The five-meter-long Lexus RX-450h leads a rather contemplative life at Empa. It never takes long trips. Instead, the SUV dutifully makes its rounds on a special track just 180 meters long in a secluded backyard of the Empa campus. The scenery is not particularly spectacular: The Mobileye camera behind the windshield sees freshly painted lane markings on aging concrete; the Velodyne lidar scans the window front of always the same lab building at every turn, and the Delphi radar behind the Lexus’ radiator grille routinely measures the distance to five tin trash cans set up to either side of the course.
Thousands of miles to the west, on the U.S. Pacific coast, things look a bit more dramatic. “Wow, I didn’t think the car could do that,” says Sam Altman. He’s the head of OpenAI, an artificial intelligence company, in which Elon Musk and Microsoft have stakes. Altman watches a video with Kyle Vogt. Vogt is CTO and co-founder of Cruise LLC, which is now part of General Motors. The video is also available on Youtube and shows how a Cruise test vehicle drives through San Francisco for 75 minutes, mastering all inner-city driving situations with very little intervention from programmers. It overtakes waiting for garbage trucks even when oncoming traffic is already in sight, and can turn left independently at small intersections even when pedestrians want to cross the lane at the same time.
The Tesla fan community also published euphoric videos in late October 2020. Some beta testers of the Tesla software have received a pre-release version that allows the car to navigate autonomously through residential areas. A Youtuber named TeslaRaj underpins his enthusiastic video with violin music and shows how his car stops at red lights, strictly obey speed limits, and autonomously maneuvers around parked cars.
Trust is good, control is better
If the Californians have already come this far, what sense does it make to drive around in a backyard in Dübendorf? Miriam Elser explains why. She works in Empa’s Automotive Powertrain Technologies lab and is leading the project with the Lexus.
Empa is breaking new ground with this project: Previously, she and her colleagues had been working on powertrains, renewable fuels, and exhaust gas purification, as well as vehicle operation. Now, for the first time, the Empa team is also looking at self-driving cars.
“We are investigating how these sensors work in different environmental conditions, what data they collect, and when they make mistakes or even fail,” says the researcher. “Every human driver has to pass a vision test before getting a driver’s license. Professional drivers must repeat this test on a regular basis. We want to develop a vision test for autonomous vehicles so they can be trusted even when they’re several years old and have thousands of miles on the clock.”
The topic has not received a lot of attention so far: Among the more than 1,000 research papers published on autonomous driving in the past five years, only about 20 deal with the quality of sensor data.
The processing of the data literally happens in a black box. The know-how is worth a lot of money and is carefully kept by Google, Apple, Tesla, Cruise LLC, and the other major manufacturers developing autonomous vehicles. They don’t let anyone look into their cards.
The needle in the data haystack
Sensor quality plays an important role in the eventual approval of autonomous cars for public transportation.
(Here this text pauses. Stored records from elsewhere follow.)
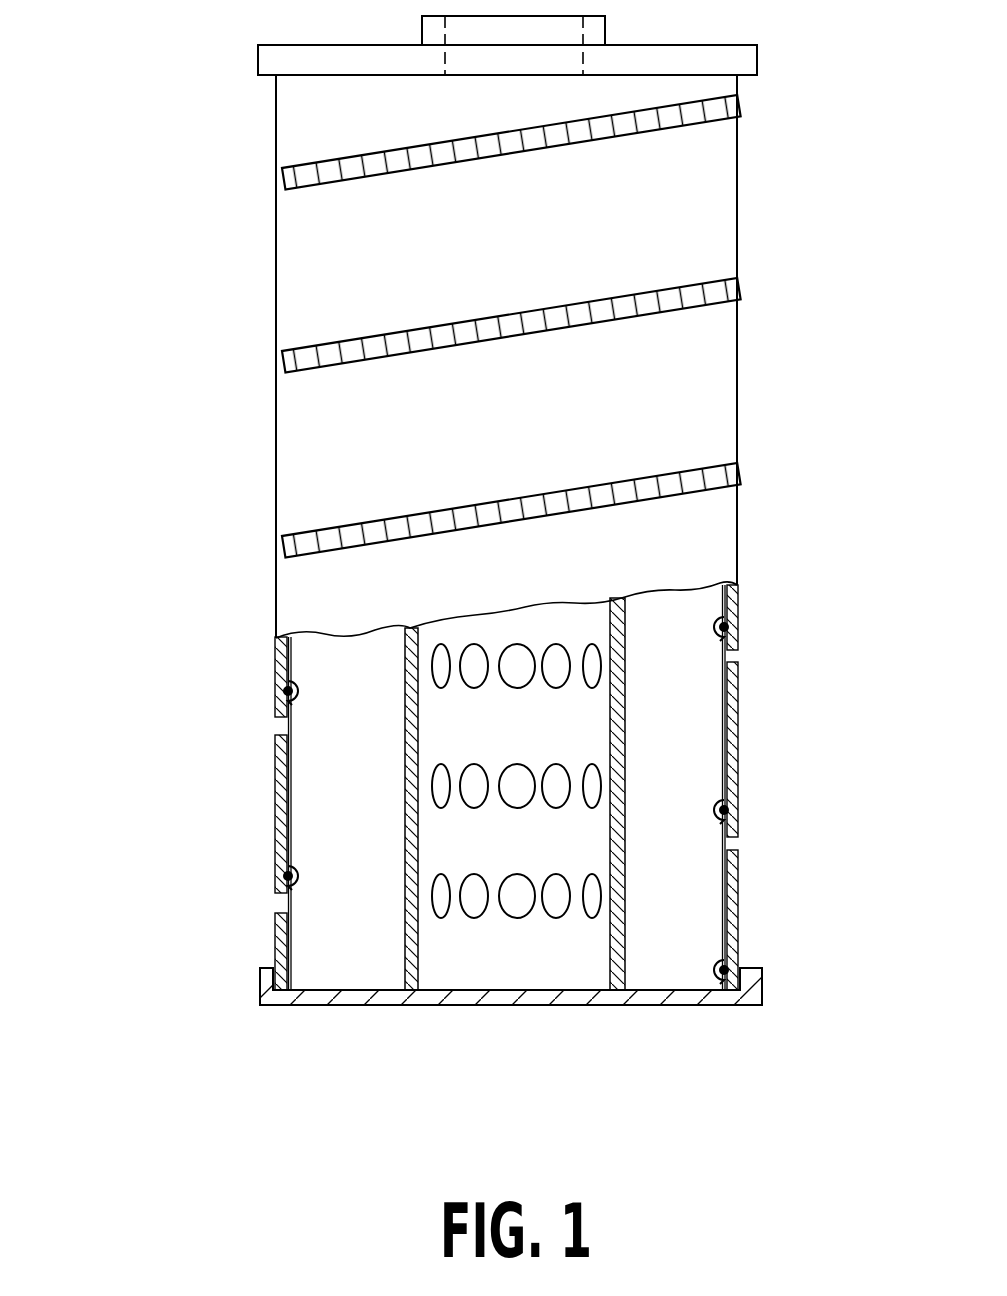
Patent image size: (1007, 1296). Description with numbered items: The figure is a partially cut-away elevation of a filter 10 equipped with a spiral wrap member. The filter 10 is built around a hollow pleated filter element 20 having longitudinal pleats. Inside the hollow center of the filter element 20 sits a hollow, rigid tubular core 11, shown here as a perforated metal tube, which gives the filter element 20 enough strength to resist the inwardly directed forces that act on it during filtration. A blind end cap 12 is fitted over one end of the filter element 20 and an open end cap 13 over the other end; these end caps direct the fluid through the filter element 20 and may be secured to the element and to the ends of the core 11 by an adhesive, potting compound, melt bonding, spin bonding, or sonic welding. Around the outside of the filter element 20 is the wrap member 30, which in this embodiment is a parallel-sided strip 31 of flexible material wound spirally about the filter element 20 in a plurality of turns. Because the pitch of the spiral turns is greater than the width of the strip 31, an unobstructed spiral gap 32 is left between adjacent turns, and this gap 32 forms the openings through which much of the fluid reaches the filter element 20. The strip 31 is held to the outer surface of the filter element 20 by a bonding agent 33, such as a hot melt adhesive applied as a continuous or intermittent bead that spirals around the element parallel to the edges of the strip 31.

The filter 10 is at (153, 682).
The tubular core 11 is at (467, 968).
The blind end cap 12 is at (746, 988).
The open end cap 13 is at (752, 45).
The filter element 20 is at (703, 772).
The wrap member 30 is at (737, 218).
The strip 31 is at (718, 363).
The spiral gap 32 is at (727, 471).
The bonding agent 33 is at (728, 627).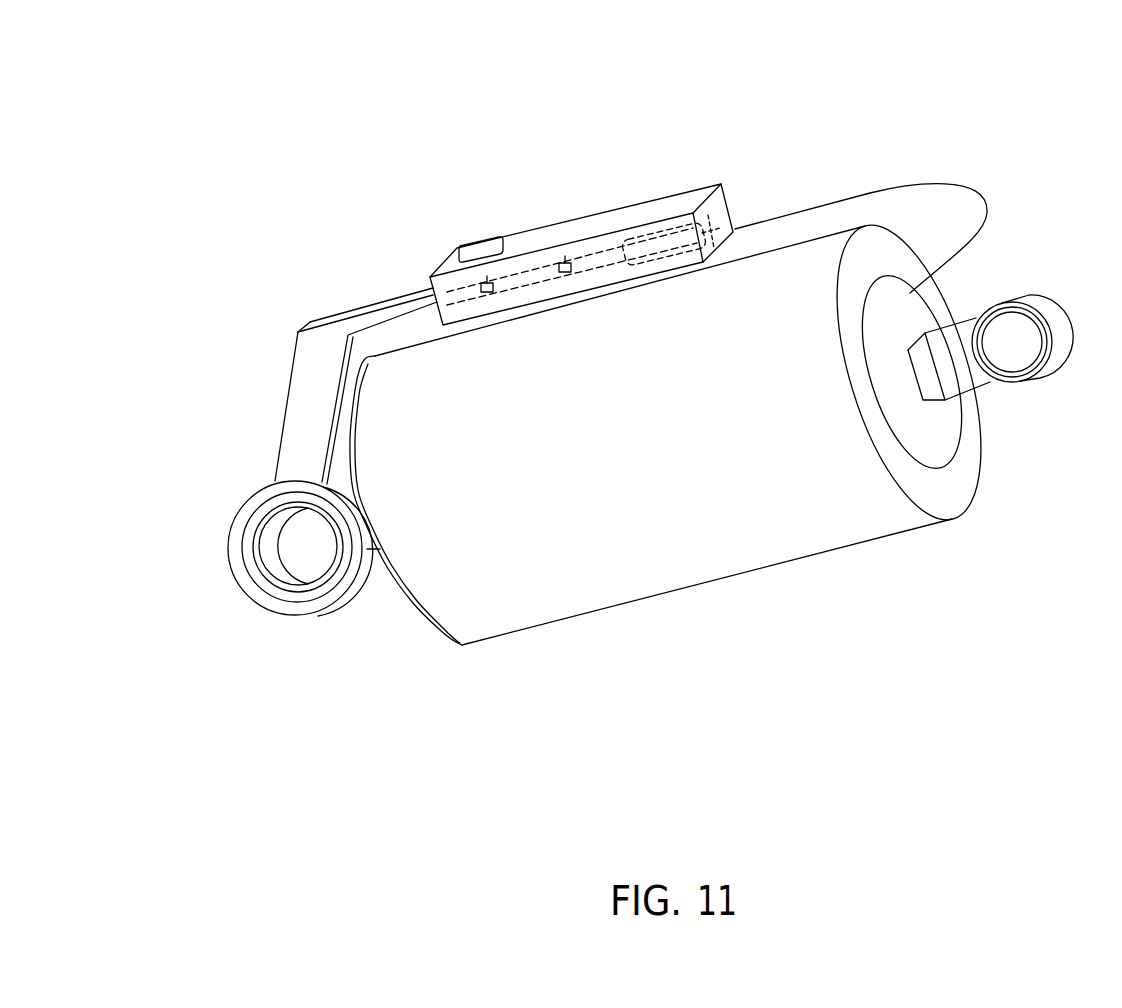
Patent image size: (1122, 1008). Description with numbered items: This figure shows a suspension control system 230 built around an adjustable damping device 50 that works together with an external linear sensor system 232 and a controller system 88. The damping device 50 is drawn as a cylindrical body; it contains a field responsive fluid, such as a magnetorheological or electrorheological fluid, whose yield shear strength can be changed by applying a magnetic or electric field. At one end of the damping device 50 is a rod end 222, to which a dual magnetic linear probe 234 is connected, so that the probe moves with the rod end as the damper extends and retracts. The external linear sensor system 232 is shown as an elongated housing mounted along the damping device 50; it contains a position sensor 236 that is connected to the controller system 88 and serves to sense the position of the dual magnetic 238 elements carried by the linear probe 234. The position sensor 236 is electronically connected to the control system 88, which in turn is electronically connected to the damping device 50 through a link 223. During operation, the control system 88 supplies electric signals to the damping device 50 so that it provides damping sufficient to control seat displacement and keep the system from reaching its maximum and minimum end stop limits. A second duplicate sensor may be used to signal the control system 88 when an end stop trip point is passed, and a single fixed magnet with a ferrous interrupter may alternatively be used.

The suspension control system 230 is at (274, 122).
The adjustable damping device 50 is at (675, 592).
The rod end 222 is at (303, 638).
The dual magnetic linear probe 234 is at (320, 352).
The external linear sensor system 232 is at (603, 207).
The position sensor 236 is at (477, 246).
The dual magnetic 238 is at (565, 262).
The controller system 88 is at (706, 233).
The link 223 is at (888, 190).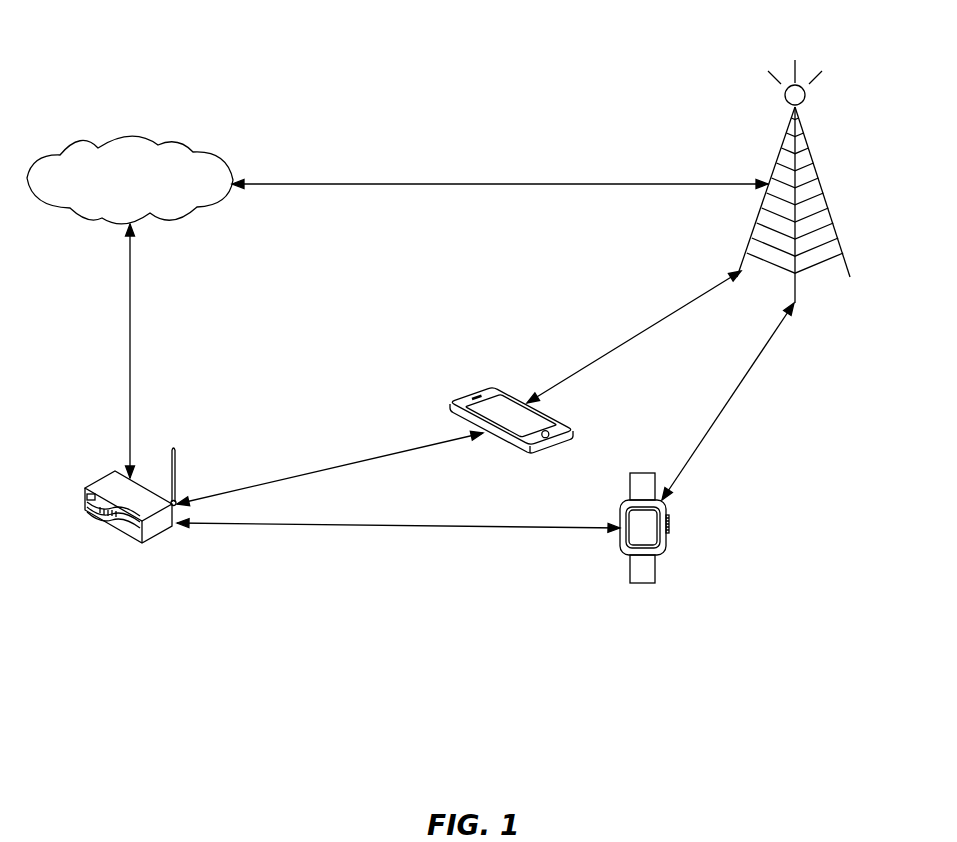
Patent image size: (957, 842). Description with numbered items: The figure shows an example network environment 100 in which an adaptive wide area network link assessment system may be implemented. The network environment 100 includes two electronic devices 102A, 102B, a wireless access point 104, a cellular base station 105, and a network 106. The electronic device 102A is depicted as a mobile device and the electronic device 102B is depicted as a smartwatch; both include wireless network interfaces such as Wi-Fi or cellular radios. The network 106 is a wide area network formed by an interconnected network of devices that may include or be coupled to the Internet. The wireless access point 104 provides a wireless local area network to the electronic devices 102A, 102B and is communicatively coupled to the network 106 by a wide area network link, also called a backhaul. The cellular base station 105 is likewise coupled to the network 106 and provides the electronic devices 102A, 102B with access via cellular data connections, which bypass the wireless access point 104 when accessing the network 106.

The network environment 100 is at (29, 72).
The network 106 is at (172, 140).
The cellular base station 105 is at (818, 167).
The electronic device 102A is at (449, 402).
The electronic device 102B is at (668, 518).
The wireless access point 104 is at (85, 488).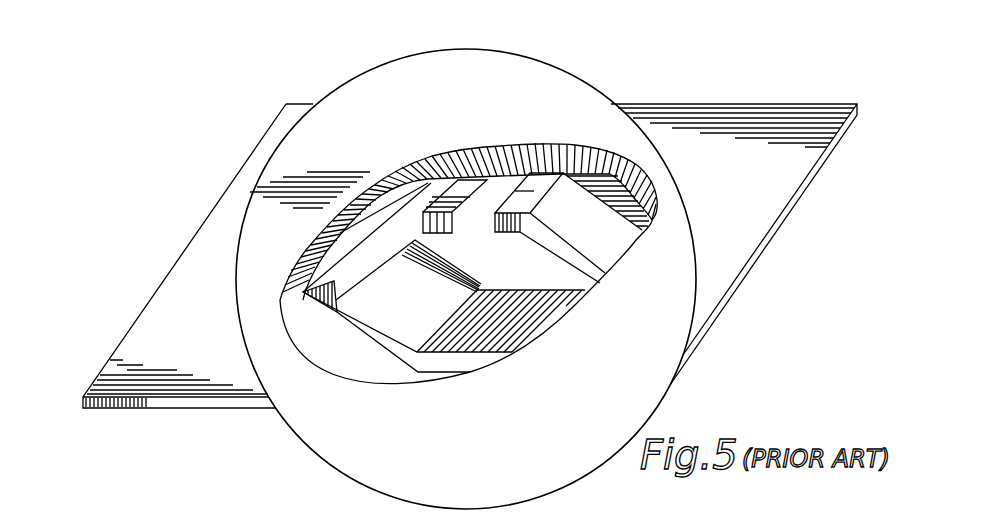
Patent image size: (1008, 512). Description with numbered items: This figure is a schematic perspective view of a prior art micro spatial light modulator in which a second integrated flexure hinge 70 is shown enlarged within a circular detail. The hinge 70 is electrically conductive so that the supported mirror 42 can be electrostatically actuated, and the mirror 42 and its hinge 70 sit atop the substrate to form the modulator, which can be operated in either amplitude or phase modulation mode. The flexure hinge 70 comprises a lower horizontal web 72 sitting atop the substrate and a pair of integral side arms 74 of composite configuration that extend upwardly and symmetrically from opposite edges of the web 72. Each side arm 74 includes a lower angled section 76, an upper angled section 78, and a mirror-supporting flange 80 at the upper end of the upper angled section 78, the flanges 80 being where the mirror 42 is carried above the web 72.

The mirror 42 is at (741, 100).
The second flexure hinge 70 is at (355, 337).
The lower horizontal web 72 is at (504, 330).
The side arm 74 is at (393, 205).
The lower angled section 76 is at (403, 300).
The upper angled section 78 is at (378, 229).
The mirror-supporting flange 80 is at (521, 196).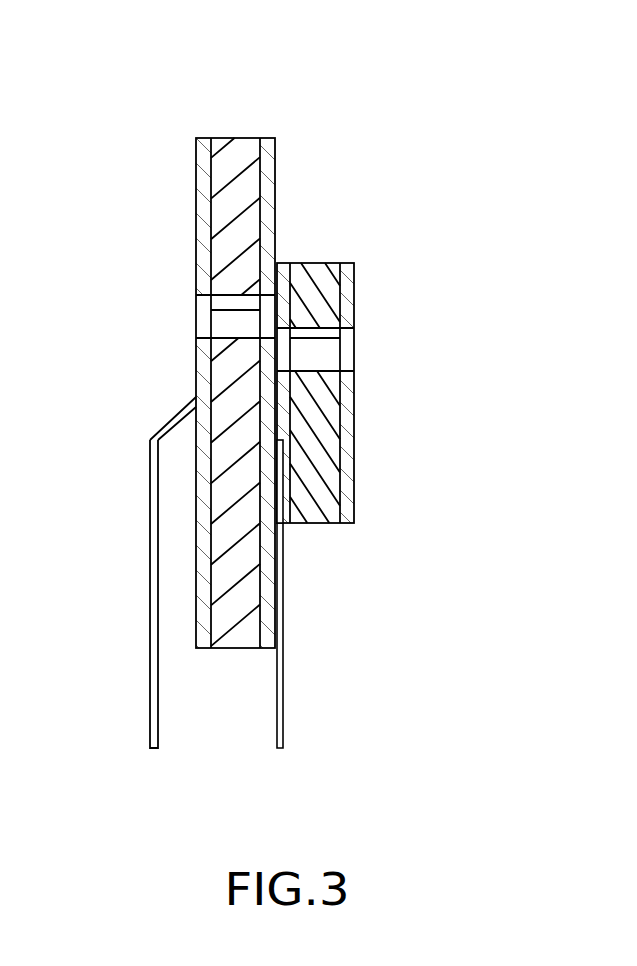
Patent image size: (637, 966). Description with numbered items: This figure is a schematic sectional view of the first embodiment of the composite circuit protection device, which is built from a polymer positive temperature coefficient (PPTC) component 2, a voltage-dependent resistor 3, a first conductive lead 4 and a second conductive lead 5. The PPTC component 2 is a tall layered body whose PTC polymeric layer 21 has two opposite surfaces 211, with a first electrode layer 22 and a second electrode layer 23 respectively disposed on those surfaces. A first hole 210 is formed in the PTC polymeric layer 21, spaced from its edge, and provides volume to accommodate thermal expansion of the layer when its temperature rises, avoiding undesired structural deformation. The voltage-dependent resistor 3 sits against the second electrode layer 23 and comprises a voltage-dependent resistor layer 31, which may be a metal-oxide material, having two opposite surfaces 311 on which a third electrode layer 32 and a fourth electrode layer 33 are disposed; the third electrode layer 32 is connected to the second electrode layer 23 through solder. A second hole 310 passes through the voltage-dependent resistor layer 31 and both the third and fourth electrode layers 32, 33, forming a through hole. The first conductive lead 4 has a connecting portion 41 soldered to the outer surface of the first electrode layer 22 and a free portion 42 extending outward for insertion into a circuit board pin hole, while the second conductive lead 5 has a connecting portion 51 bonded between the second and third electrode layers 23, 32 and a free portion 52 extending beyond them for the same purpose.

The polymer positive temperature coefficient (PPTC) component 2 is at (200, 345).
The PTC polymeric layer 21 is at (233, 150).
The first electrode layer 22 is at (205, 150).
The second electrode layer 23 is at (269, 150).
The first hole 210 is at (227, 328).
The opposite surfaces 211 is at (212, 310).
The voltage-dependent resistor 3 is at (377, 335).
The voltage-dependent resistor layer 31 is at (318, 268).
The third electrode layer 32 is at (285, 268).
The fourth electrode layer 33 is at (347, 268).
The second hole 310 is at (320, 360).
The opposite surfaces 311 is at (320, 348).
The first conductive lead 4 is at (119, 572).
The connecting portion 41 is at (168, 424).
The free portion 42 is at (72, 440).
The second conductive lead 5 is at (389, 594).
The connecting portion 51 is at (277, 477).
The free portion 52 is at (278, 637).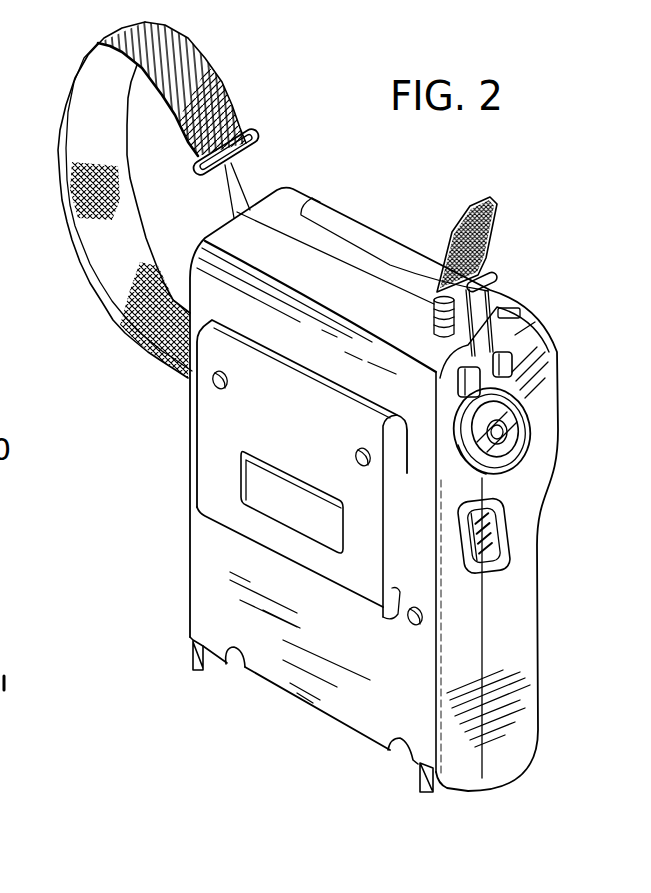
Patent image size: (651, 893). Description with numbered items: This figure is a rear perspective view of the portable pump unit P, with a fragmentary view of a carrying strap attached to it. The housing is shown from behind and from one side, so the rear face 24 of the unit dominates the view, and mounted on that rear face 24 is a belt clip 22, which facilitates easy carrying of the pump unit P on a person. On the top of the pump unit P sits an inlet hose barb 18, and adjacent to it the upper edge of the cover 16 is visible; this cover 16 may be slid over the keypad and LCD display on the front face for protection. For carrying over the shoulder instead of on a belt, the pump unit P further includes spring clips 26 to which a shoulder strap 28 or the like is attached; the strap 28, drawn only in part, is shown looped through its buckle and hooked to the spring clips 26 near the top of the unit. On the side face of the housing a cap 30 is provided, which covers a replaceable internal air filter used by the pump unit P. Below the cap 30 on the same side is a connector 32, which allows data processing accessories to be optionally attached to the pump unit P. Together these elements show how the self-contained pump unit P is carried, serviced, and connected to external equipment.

The pump unit P is at (40, 95).
The cover 16 is at (347, 223).
The inlet hose barb 18 is at (433, 314).
The belt clip 22 is at (212, 452).
The rear face 24 is at (260, 704).
The spring clips 26 is at (493, 348).
The shoulder strap 28 is at (222, 89).
The cap 30 is at (528, 428).
The connector 32 is at (500, 571).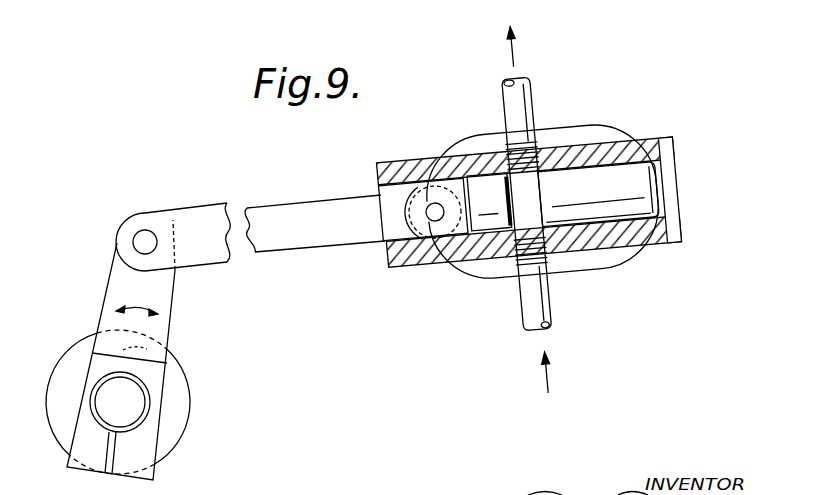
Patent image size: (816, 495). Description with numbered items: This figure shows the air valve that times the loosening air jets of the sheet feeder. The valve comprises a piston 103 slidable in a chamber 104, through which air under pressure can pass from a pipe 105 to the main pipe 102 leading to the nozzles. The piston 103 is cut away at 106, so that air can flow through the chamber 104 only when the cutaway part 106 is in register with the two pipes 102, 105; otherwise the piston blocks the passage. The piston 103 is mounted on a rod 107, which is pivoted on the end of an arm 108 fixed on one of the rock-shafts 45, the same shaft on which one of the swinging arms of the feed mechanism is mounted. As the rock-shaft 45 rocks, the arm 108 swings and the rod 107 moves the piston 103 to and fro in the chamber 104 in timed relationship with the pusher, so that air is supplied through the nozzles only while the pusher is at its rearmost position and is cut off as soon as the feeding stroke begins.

The rock-shaft 45 is at (137, 407).
The pipe 102 is at (525, 113).
The piston 103 is at (563, 196).
The chamber 104 is at (642, 156).
The pipe 105 is at (560, 320).
The cutaway part of piston 106 is at (518, 269).
The rod 107 is at (287, 212).
The arm 108 is at (167, 305).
The operational safety of such vehicles falls within the remit of the Swiss Federal Roads Office (FEDRO), which is providing financial support for the research at Empa. FEDRO wants to be able to assess the functionality of autonomous systems at regular intervals—and independently of the manufacturers. The authority’s experts also want to make it possible to conduct a kind of “witness interview” if an autonomous car has been involved in an accident. The problem is that each second the sensors collect enormous amounts of data. Analyzing this flood of raw data would be unreasonable for accident investigation authorities. At some point in the future, therefore, the law will have to specify which data must be stored in the car and made accessible for investigations.
Moreover, FEDRO is preparing the approval of field tests with self-driving vehicles on public roads. But how can we judge if and when it becomes dangerous? When do sensors fail, and when do they make serious mistakes so that the test would have to be aborted or modified? Even for monitoring such field trials, it is necessary to be able to quickly and accurately assess the vision and the “judgment” of autonomous cars.
The project is part of a digitalization initiative of the Swiss Competence Center for Energy Research—Efficient Technologies and Systems for Mobility (SCCER Mobility), co-funded by Innosuisse, FEDRO, and industry partners. While Empa is investigating commercially available sensors in practical use, the Swiss Federal Institute of Metrology (METAS) is analyzing the same sensors in a laboratory environment. The next generation of vehicle sensors is also already the subject of research. This part of the project is being undertaken by the Institute for Dynamic Systems and Control Engineering at ETH Zurich.
Avoiding accidents
There is not much time left to develop the scientific basis for evaluating and assessing autonomous cars. The competition around self-driving cars is enormous, and the automotive industry could soon be equipping its vehicles for this purpose.
Whether self-driving cars will in the future be able to avoid accidents and traffic is the subject of ongoing research. An appropriate legal framework is crucial. But the trend toward vehicle software that increasingly supports driving is unstoppable.